過了足足五秒鐘,陳誠那壓抑著極致震驚與狂喜、甚至有些變調的聲音,才從聽筒裡炸響!

“你說甚麼?!你再說一遍!!”

“報告總司令,我說,我們打死了日軍一個少將,還繳獲了一面聯隊旗。”

“好!好!好!”陳誠連說三個“好”字,電話那頭的他,猛地從椅子上站起,巨大的動靜甚至讓劉睿這邊都聽到了桌椅碰撞的聲響,“劉睿!你小子……你小子真是我的福將!”

狂喜過後,陳誠瞬間冷靜下來,他敏銳地抓住了問題的關鍵。

“東西在哪兒?可靠嗎?”

“報告總司令,東西就在我指揮部,屍體都給您拉回來了,絕對可靠。”劉睿嘴角微微上揚,說出了他真正的目的。
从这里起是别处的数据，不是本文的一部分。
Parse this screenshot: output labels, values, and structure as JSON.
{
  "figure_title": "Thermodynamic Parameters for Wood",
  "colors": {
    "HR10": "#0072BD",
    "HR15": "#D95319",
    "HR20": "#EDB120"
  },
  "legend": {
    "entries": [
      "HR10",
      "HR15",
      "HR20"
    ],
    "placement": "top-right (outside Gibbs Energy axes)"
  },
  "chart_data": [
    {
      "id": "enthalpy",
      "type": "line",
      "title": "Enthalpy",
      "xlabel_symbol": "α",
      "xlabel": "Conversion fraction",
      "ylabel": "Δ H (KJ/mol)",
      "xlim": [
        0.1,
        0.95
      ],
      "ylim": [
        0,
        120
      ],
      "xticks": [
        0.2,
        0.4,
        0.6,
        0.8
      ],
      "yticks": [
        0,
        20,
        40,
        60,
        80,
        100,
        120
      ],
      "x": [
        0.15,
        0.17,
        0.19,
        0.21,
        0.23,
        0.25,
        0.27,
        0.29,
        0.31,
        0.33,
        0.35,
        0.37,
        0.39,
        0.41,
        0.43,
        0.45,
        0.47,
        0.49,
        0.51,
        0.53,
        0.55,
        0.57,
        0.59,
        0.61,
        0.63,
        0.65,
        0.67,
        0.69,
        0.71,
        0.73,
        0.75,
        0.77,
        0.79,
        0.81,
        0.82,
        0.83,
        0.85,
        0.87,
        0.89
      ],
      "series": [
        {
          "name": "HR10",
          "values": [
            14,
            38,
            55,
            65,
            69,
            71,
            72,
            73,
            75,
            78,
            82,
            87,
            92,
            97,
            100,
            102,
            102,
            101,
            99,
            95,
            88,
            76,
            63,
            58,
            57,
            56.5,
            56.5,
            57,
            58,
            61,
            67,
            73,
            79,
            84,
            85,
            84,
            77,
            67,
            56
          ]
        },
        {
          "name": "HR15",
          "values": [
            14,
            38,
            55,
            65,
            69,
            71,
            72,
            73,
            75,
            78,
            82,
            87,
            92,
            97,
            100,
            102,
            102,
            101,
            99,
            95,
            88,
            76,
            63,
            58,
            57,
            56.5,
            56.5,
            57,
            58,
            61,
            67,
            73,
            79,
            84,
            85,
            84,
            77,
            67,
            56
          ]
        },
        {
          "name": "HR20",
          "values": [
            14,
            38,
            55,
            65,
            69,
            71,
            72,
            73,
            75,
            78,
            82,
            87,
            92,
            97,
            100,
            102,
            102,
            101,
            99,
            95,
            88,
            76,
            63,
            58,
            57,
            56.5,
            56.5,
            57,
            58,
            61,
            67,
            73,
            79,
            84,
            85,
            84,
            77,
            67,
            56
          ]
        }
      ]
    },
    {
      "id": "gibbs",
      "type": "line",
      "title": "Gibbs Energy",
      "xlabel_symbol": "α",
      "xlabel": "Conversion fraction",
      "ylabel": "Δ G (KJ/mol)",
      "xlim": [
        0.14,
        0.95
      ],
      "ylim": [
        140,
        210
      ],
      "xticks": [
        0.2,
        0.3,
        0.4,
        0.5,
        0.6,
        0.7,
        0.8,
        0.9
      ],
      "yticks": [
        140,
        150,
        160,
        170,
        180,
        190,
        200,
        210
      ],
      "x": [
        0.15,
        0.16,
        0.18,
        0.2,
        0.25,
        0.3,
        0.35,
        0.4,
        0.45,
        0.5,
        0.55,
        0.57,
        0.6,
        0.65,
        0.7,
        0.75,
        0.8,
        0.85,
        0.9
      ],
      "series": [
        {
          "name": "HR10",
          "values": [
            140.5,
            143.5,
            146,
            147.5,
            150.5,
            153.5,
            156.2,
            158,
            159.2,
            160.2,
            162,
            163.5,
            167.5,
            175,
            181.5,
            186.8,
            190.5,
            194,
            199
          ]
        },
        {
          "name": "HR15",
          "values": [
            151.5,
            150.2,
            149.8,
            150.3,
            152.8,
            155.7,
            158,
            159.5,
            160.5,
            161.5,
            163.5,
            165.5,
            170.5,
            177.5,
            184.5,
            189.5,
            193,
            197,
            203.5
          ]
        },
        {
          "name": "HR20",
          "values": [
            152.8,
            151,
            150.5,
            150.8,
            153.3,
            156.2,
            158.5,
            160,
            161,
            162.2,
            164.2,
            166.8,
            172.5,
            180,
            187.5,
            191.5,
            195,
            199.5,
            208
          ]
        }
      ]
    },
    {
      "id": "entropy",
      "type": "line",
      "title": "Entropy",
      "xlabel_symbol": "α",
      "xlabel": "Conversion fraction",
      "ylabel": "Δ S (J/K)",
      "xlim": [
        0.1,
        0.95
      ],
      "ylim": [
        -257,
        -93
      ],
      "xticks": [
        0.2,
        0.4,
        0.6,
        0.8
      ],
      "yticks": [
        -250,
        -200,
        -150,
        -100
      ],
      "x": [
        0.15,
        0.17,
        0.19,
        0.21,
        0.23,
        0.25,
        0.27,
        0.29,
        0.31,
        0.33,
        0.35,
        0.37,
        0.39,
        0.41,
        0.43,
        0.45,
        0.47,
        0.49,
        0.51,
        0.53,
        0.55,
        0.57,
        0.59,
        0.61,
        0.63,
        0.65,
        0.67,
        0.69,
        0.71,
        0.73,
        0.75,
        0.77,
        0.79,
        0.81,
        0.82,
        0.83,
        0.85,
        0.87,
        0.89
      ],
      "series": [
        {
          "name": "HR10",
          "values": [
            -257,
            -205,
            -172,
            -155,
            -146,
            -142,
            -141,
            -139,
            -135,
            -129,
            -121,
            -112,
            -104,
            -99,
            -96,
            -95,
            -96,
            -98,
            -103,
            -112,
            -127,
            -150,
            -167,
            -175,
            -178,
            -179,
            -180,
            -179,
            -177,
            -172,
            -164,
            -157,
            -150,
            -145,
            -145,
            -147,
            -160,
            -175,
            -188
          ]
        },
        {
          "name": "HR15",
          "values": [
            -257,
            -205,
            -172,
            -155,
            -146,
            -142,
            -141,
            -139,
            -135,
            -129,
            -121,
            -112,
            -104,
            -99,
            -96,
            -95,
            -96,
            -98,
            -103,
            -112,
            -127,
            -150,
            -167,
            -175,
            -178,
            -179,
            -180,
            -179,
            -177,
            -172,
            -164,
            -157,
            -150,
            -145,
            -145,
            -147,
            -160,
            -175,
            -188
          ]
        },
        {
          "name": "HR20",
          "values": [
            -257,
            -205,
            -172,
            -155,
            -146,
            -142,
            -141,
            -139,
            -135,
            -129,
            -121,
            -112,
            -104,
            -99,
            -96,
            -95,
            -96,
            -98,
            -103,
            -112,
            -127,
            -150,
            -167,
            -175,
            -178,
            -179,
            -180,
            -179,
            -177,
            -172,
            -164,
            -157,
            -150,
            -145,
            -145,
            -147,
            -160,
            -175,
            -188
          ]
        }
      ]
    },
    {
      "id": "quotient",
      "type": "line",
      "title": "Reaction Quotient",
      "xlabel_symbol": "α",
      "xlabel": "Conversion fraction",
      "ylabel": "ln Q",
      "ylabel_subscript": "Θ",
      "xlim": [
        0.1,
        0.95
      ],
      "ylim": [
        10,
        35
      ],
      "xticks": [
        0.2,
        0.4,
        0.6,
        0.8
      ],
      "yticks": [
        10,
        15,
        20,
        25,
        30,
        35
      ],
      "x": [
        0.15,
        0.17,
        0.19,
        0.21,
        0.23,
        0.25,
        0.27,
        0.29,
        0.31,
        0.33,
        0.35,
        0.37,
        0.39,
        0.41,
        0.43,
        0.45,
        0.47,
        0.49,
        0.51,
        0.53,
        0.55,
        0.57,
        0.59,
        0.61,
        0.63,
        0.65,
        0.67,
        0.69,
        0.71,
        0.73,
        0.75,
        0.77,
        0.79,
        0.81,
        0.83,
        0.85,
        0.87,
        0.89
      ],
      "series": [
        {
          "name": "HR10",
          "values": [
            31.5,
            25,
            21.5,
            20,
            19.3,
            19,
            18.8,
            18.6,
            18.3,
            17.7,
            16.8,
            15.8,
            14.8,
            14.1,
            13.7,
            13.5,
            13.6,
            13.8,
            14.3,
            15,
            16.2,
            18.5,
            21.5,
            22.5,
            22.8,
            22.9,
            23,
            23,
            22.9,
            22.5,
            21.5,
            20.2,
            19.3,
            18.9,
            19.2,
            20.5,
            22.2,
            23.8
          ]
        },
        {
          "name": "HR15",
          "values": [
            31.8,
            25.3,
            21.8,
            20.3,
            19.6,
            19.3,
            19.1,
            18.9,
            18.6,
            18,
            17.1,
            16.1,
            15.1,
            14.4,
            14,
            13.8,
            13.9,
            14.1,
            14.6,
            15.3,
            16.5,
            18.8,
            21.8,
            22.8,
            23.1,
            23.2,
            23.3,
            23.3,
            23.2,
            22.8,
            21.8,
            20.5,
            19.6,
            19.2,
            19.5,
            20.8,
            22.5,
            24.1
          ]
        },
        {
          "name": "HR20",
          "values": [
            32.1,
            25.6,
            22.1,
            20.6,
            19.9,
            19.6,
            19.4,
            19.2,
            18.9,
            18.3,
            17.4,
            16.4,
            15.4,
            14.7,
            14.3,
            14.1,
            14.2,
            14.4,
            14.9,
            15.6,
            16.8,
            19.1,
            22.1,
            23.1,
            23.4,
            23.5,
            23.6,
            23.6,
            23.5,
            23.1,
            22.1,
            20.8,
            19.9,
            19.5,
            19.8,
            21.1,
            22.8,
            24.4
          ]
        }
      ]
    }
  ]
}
“不過總司令,我這小廟,怕是供不起這麼大的佛。您看,是不是派個得力的人過來,驗明正身,順便……把這份天大的功勞,給帶回總指揮部去?”

電話那頭,陳誠瞬間明白了劉睿的“甩鍋”意圖。他非但沒有生氣,反而氣笑了,笑聲中帶著一絲讚許。

“你這個鬼小子,算盤都打到我這兒來了!”陳誠的聲音恢復了沉穩,卻透著一股不容置疑的決斷,“東西是你的功,但也是整個戰區的臉面!我馬上讓羅卓英親自帶人過去!你給我把東西看好了,尤其是那面旗!它要是少了一根線,我不槍斃你,我讓你親自去東京給它縫回來!”

劉睿放下聽筒,看著窗外已經徹底大亮的天空,長長地吐出一口氣。

該做的都做了,接下來,就看這盤驚天豪賭,小鬼子跟不跟了。